News & Barn notes

Bronzed Survives Stretch-Long Duel With Sombeyay To Win Lookin At Lucky Stakes By A Nose

June 02, 2019

Bronzed survived race-long pressure and then a prolonged stretch duel with Sombeyay before getting his nose down at the wire to capture the inaugural running of the $75,000 Lookin at Lucky Stakes on Sunday at Monmouth Park.

Trained by Jason Servis and ridden by Nik Juarez, Bronzed won for the third time in four starts since being claimed by Michael Dubb and Bethlehem Stables for $50,000 at Gulfstream Park on Dec. 18, 2018, proving victorious this race as a first-time gelding.

The son of Fed Biz-Bronze Route by Mud Route covered the six furlongs in 1:10.07, returning $5.40 to win.

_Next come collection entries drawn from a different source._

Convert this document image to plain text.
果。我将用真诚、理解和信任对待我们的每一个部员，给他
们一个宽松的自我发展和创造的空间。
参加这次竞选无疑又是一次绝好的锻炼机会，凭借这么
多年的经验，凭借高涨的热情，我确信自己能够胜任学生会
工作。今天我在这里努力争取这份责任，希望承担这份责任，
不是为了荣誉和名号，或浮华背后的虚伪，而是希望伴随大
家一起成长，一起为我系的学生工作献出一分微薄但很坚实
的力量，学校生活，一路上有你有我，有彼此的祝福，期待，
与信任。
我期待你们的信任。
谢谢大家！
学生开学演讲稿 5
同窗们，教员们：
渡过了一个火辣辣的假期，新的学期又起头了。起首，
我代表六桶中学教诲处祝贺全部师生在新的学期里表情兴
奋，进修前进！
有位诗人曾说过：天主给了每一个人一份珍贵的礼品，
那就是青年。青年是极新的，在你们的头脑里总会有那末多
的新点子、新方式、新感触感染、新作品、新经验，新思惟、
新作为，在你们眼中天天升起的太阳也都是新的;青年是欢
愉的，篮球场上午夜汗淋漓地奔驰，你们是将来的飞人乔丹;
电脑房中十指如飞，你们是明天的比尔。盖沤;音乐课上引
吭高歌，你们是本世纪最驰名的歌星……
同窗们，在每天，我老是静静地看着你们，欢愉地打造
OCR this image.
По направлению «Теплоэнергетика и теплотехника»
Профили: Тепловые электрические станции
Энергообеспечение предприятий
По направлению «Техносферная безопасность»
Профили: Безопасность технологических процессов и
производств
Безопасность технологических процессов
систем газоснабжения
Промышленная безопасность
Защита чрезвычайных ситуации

Though winless in five starts at 2 last year Servis said Dubb took note of the competition Bronzed had faced before plunking down the money to claim him.

“This horse, if you look who he was running against last year – Mind Control, Uncle Benny, Joevia – there were a couple of key horses that Mike said we should watch this horse. That’s why he claimed him,” said Servis.

Now Bronzed is a first-time stakes winner.

“Being first-time gelding, Jason did a terrific job making that call,” said Juarez. “I was lucky I out-broke Sir Truebador. That horse goes :21.1 and :45 on the dirt. I told Jason if I can out-break him and squeeze him out early I’ll do so. Luckily we were able to have the upper hand and we were able to get the jump on him. But we still had to battle it out the whole way.”

Bronzed was in the middle of an early three-horse duel with The Big S, who eventually faded to third, and the Todd Pletcher-trained Sombeyay through opening fractions of :22.20 to the quarter and :44.98 to the half.

Then it became a match race between Bronzed and Sombeyay, ridden by Joe Bravo, with the two going nose-to-nose the final sixteenth of a mile. The Big S was another 5 ½ lengths behind.

“At the wire Joe Bravo turned and said `great ride, Nik,’ ” said Juarez. “To be head and head for as long as we were down the stretch with Joe Bravo at Monmouth Park it makes you really appreciate it when you win.”

Bronzed had produced two seconds and a third in four starts at Monmouth Park a year ago before his breakthrough on Sunday.

“You’d have think gelding him made a difference. He got the job done,” said Servis.